During the course of patient care, clinicians are likely to make errors. These slips, mistakes, or unsafe practices are often in response to immediate circumstances involving patient care. Physicians must make decisions about phenomenally complex problems, at times under very difficult circumstances. Often, they are in the impossible position of not knowing the outcomes of different actions, but having to act anyway.
Case managers often are assigned to oversee care for injured, frail, or feeble patients. These patients, particularly those with multiple morbidities, have little capacity to respond to treatment errors. The adverse effect of error on one part of the patient’s physiologic state may quickly exacerbate failure of other bodily states. Thus, responses of a frail patient to seemingly harmless slips, mistakes, or unsafe acts may be catastrophic. As an integral member of the health care team, case managers play a vital part in error reduction. They also serve an important safeguard role, helping caregivers catch mistakes and correct them before the patient is harmed.
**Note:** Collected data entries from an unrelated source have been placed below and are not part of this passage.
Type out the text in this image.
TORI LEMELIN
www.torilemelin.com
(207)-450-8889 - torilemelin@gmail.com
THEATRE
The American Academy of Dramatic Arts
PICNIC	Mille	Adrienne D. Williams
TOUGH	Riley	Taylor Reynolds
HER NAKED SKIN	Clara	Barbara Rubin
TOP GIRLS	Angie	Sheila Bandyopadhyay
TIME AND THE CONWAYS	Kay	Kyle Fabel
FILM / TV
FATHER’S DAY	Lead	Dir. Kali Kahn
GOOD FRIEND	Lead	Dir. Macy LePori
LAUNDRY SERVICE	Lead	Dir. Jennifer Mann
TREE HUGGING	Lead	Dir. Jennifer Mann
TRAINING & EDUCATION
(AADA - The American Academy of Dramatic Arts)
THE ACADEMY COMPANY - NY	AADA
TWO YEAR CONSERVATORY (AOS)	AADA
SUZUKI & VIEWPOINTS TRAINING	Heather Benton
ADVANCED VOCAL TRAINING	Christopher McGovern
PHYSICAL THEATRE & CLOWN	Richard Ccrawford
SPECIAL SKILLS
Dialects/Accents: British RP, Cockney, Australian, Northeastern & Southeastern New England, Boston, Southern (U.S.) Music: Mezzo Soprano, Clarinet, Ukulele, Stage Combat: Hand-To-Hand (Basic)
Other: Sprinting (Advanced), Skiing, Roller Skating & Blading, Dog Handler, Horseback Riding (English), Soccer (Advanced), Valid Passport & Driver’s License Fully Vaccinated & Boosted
Case managers can help the other members of the health care team maintain situational awareness, which is a term used to describe caregivers’ level of awareness of important patient-related information (e.g., clinical status, care plan, etc.). Patients move very quickly through the episode of care and may experience a rapidly changing course of events. Without an accurate awareness of the current state of affairs, clinicians can make mistakes. The case manager should be on the alert for a loss of situational awareness, which creates a climate for errors. For example, a patient may be having trouble swallowing, but no one has brought this problem to the attention of the physician. Or the resident may have ordered a potentially toxic medication, but nursing staff have yet to discontinue the intravenous drip. Quick intervention by the case manager will help alleviate the risk of patient harm.
Case managers should be involved in the investigation of adverse patient care events, as they are very knowledgeable about hospital operations. As a member of a sentinel event investigation team, the case manager can help the team learn how the mistake was caused. The case manager also can make an important contribution by recommending modifications to systems and processes to prevent another similar mistake from occurring. Case managers also should be involved in proactive accident prevention. It is important to identify and report potential hazards to the quality or risk management department. By documenting unsafe situations, case managers can help set in motion the improvement activities necessary to prevent potential accidents and minimize patient injuries.
Health care professionals too frequently have relied solely on the quality of individual performance to prevent patient accidents. Too often, we have warned someone who made a mistake to "be more careful next time." Despite our best efforts to the contrary, things still go wrong. Health care organizations now are beginning to build error-proof processes and correct the real underlying causes of problems. Point-of-care reminder tools like clinical paths, guidelines, protocols, standing orders, and the like can help eliminate some of the process inadequacies that allow or cause mistakes to happen in the first place. In addition, case managers serve as safeguards to protect against a negative patient outcome even if an error occurs.
By sounding an alarm, case managers can help ensure errors are corrected without an adverse result for the patient.